Urticaria Treatment & Management
- Author: M Scott Linscott, MD, FACEP; Chief Editor: Pamela L Dyne, MD more...
Prehospital Care
- Timely transport to the ED for any patient with signs or symptoms of an allergic reaction, including urticaria, angioedema, or anaphylactic shock is essential. Acute urticaria may progress to life-threatening angioedema and/or anaphylactic shock in a very short period of time, although it usually presents as rapid-onset shock with no urticaria or angioedema.[22] . See Anaphylaxis.
- If associated angioedema is present, especially if laryngeal angioedema (eg, hoarseness, stridor) is suspected, prehospital administration of 0.3-0.5 mg of intramuscular epinephrine may be warranted.
- If associated bronchospasm is present, prehospital nebulized albuterol may be warranted.
- Other measures may be appropriate, such as continuous ECG, blood pressure and pulse oximetry monitoring; administering intravenous crystalloids if the patient is hypotensive; and administering oxygen.
- Diphenhydramine (25 mg IV or 50 mg IM or PO) or hydroxyzine (50 mg IM or PO) should be administered[23] if they are available.
Emergency Department Care
The management of urticaria is straightforward and typically is not altered by underlying etiology. The mainstay is avoidance of further exposure to the antigen.
- Antihistamines, primarily the older sedating antihistamines that block the H1 receptors, are the first line of therapy for urticaria.[23]
- Diphenhydramine and hydroxyzine are the most commonly used H1-blocking antihistamine. They act more rapidly than the minimally sedating H1-blocking antihistamines. These medications are potentially sedating, and the patient should not be allowed to drive within 6 hours of their administration.
- H1-blocking antihistamines are effective in relieving the pruritus and rash of acute urticaria in most cases. Their effects are dose related, but higher doses may cause excessive sedation as well as serious anticholinergic side effects.[24]
- Newer H1-blocking minimally sedating antihistamines are now available and include fexofenadine, loratadine, desloratadine, cetirizine, and levocetirizine. These are used primarily in the management of chronic urticaria rather than acute urticaria. However, if acute urticaria persists for more than 24-48 hours, the minimally sedating antihistamines should be prescribed, with supplementation with the sedating antihistamines if the pruritus and urticaria are refractory to the longer-acting, minimally sedating antihistamines.[3]

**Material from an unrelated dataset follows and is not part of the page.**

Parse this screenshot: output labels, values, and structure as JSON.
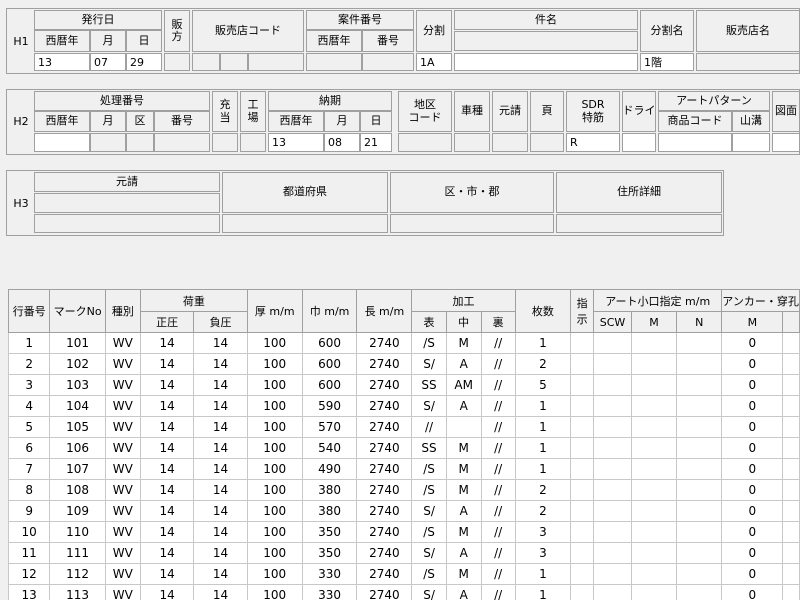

- H2 antihistamines, such as cimetidine, famotidine, and ranitidine, have a role when used in combination with H1 antihistamines in urticaria. H1 and H2 antihistamines are thought to have a synergistic effect and often result in a more rapid and complete resolution of urticaria than H1 antihistamines alone, especially if given simultaneously intravenously.[25] Oral H2 antihistamines may occasionally be effective in patients with both acute and chronic urticaria refractory to H1 blockers alone.[26]
- Doxepin is an antidepressant and an antihistamine that blocks both H1 and H2 receptors and may be effective in refractory cases of urticaria in doses of 25-50 mg at bedtime or 10-25 mg 3-4 times a day.[27]
- Glucocorticoids stabilize mast cell membranes and inhibit further histamine release. They also reduce the inflammatory effect of histamine and other mediators.
- The efficacy of glucocorticoids in acute urticaria remains controversial. In one study, acute urticaria improved more quickly in the group treated with prednisone than in the group treated with placebo.[28]
- In adults, 40-60 mg daily of prednisone for 5 days is a reasonable therapeutic regimen. In children, the treatment is 1 mg/kg/d for 5 days. Tapering of the corticosteroid dose is not necessary in most cases of acute urticaria.[3]
- The efficacy of epinephrine in acute urticaria is controversial.[23] If angioedema is present with urticaria, 0.3-0.5 mg of epinephrine should be administered intramuscularly. Remember that ACE-inhibitor–induced angioedema usually does not respond to epinephrine or most other common therapies, since it is not an IgE-mediated process.[29]
- The use of methotrexate, colchicine, dapsone, indomethacin, and hydroxychloroquine may be effective in the management of vasculitic urticaria.[4]
- Patients with chronic or recurrent urticaria should be referred to a dermatologist for further evaluation and management.
Consultations
Consultation with or referral to a dermatologist, allergist, immunologist, or rheumatologist may be appropriate in selected cases, particularly in cases of complicated, recurrent, refractory, severe, or chronic urticaria. Dermatology referral is mandatory if vasculitic urticaria is suspected.